People ride their bikes. There are nature trails for exercise and solitude.

People share.
They don’t buy into the consumerism and greed of our pop culture.
We don’t care about nice cars here, but big vegetables.
People share land, share lawnmowers, washing machines, saunas.
Things become more affordable when shared, less money is required to live happily,
Less money less work, less work more time with family or friends or travel or whateverthehell makes you happy.
Isn’t this what we all are supposedly doing??

We have gotten lost.
By doing so we have endangered all of our race.
Global environmental problems are not a national matter.
Coca-Cola and McDonalds and western lifestyle have spread and encouraged every corner of the world.
We are not the only people who seek luxury after all, we simply are the ones who found it.
And we are therefore responsible for the results.
It is our government staining the sand with blood.
It is our consumption of fossil fuels which is depleting the wells.
It is our fertilizers and pesticides which are toxifying our foods.
And on and on.

It is over for us. Invest in China.
Find a more innocent place. That is, if you understand. Most of us don’t.
Most of us are hobbits, disbelievers: “It couldn’t happen to us, only ‘the other guy’”
That is a cult of ignorance.
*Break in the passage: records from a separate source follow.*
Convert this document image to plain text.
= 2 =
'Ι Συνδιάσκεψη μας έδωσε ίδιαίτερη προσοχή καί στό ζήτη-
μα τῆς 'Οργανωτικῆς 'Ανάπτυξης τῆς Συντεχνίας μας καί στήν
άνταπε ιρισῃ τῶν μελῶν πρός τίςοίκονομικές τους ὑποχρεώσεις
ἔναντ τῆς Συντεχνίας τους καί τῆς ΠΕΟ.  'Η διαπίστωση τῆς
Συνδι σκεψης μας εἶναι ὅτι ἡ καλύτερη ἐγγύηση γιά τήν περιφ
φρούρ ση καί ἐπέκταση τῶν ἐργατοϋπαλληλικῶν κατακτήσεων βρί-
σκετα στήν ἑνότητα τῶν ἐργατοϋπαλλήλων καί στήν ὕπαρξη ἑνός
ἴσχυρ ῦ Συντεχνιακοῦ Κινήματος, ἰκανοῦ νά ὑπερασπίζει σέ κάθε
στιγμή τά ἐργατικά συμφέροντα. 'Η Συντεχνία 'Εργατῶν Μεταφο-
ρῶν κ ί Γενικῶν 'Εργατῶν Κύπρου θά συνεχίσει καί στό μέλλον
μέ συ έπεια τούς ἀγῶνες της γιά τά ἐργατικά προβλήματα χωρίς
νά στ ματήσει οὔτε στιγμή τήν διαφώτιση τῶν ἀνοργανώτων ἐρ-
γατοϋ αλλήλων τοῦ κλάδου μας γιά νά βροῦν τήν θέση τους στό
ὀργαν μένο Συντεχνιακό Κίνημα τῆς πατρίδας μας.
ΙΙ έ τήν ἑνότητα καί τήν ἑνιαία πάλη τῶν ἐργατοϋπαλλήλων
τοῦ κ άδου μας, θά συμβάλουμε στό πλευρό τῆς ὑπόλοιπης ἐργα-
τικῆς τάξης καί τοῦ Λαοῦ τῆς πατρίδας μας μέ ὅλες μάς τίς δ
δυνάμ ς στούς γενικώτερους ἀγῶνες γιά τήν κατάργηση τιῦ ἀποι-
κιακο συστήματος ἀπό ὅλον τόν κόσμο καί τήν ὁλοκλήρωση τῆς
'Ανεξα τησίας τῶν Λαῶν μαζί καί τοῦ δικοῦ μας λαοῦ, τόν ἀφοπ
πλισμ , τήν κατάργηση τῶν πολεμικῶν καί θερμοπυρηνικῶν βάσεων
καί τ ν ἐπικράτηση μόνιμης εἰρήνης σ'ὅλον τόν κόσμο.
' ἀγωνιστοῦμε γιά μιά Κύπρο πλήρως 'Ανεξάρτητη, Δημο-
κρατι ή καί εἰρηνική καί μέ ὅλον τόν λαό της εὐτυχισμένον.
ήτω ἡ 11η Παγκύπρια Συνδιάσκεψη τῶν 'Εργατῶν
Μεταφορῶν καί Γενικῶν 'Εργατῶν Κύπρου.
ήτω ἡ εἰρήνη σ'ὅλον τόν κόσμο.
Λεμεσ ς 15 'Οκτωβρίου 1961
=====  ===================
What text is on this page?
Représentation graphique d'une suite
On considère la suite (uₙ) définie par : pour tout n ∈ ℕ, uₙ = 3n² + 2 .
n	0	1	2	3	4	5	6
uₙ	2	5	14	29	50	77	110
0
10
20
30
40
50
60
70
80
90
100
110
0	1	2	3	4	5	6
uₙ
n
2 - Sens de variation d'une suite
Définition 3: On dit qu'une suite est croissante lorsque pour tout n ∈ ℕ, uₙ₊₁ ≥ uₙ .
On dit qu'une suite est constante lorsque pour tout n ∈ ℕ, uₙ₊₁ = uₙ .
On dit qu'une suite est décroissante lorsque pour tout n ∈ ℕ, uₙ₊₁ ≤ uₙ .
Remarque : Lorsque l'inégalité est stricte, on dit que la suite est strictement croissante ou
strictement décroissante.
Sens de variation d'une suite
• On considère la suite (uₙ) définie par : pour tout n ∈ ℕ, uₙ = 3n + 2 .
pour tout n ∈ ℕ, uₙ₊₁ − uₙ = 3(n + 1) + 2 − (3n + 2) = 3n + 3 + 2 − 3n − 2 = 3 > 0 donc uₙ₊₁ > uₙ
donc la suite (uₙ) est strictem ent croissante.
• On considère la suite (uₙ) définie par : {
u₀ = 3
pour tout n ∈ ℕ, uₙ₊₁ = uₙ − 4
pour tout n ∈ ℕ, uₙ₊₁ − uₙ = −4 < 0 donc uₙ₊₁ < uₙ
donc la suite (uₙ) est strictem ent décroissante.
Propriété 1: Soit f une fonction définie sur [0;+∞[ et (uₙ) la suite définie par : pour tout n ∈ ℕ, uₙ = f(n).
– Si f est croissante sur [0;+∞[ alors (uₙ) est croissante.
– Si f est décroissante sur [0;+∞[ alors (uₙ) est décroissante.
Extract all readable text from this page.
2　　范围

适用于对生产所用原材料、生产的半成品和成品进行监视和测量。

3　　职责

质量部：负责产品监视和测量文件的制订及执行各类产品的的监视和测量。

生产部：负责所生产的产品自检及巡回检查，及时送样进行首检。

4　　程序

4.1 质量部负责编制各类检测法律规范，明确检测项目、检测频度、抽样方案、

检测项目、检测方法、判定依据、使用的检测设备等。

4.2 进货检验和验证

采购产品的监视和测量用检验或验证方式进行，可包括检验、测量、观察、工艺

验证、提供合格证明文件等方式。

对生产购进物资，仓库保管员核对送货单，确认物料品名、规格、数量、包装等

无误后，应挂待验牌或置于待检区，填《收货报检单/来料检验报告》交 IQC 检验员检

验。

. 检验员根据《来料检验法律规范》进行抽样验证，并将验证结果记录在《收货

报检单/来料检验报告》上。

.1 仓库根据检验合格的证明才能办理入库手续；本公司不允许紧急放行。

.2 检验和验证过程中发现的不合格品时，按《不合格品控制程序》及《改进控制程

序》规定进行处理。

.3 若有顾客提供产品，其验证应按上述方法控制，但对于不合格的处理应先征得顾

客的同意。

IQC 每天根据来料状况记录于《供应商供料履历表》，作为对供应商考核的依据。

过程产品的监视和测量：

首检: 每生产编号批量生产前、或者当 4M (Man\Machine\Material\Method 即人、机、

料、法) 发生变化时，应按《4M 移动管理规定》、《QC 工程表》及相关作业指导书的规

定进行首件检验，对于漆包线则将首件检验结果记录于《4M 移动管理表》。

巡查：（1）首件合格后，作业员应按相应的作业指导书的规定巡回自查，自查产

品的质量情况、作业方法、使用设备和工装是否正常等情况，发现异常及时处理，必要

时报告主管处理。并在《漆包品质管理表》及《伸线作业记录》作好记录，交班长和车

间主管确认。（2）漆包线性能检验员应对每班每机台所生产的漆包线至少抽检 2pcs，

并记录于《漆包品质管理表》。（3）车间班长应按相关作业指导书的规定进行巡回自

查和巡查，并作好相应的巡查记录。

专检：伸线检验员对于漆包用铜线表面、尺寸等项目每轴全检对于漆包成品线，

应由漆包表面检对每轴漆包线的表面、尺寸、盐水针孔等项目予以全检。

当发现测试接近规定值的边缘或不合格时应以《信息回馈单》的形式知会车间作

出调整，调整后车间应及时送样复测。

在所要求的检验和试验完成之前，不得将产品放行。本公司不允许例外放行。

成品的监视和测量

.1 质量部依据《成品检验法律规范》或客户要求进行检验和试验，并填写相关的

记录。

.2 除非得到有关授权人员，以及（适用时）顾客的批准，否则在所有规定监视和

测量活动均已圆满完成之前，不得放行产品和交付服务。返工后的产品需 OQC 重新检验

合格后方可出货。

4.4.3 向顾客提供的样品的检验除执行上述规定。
We always are the “other guy” as much as we are ourselves.
OUR government is becoming fascist.
OUR economy is in trouble.
OUR bodies are sick…………………on and on.

How will you take it?
How do we proceed?

I am taking, for me, a convenient course of action: Exile.
I refuse to pay money to a government getting rich by war, deceit, and pollution.
I can’t support something I don’t believe in.
Being a sailor, it is not a difficult decision, so I won’t make a point of it. It was much more becoming of Thoreau when he went to jail for a bit for his “Civil Disobedience”.
I am not so fortunate, or unfortunate.
But, all the same, I remain true to my ethics and that is the important thing.

I do not buy bad food.
I eat local.
I support local businesses. I don’t create excessive waste. I use a minimum of fossil fuels.
I have no car. I sail, row, walk, or bike. (I have a diesel engine and a dinghy outboard, but us neither unless necessary.)

I consume air and food.
I can serve and participate in a community through teaching and sharing.
I am coming closer to a balance.
As for now, I am still dependant of American dollars in an American bank.
I don’t know if I shall ever break free—or whether I should.
I am an American. I always will be.
But right now I oppose my government and I lament our collective inability to effect change.
In this, I am disheartened and disillusioned.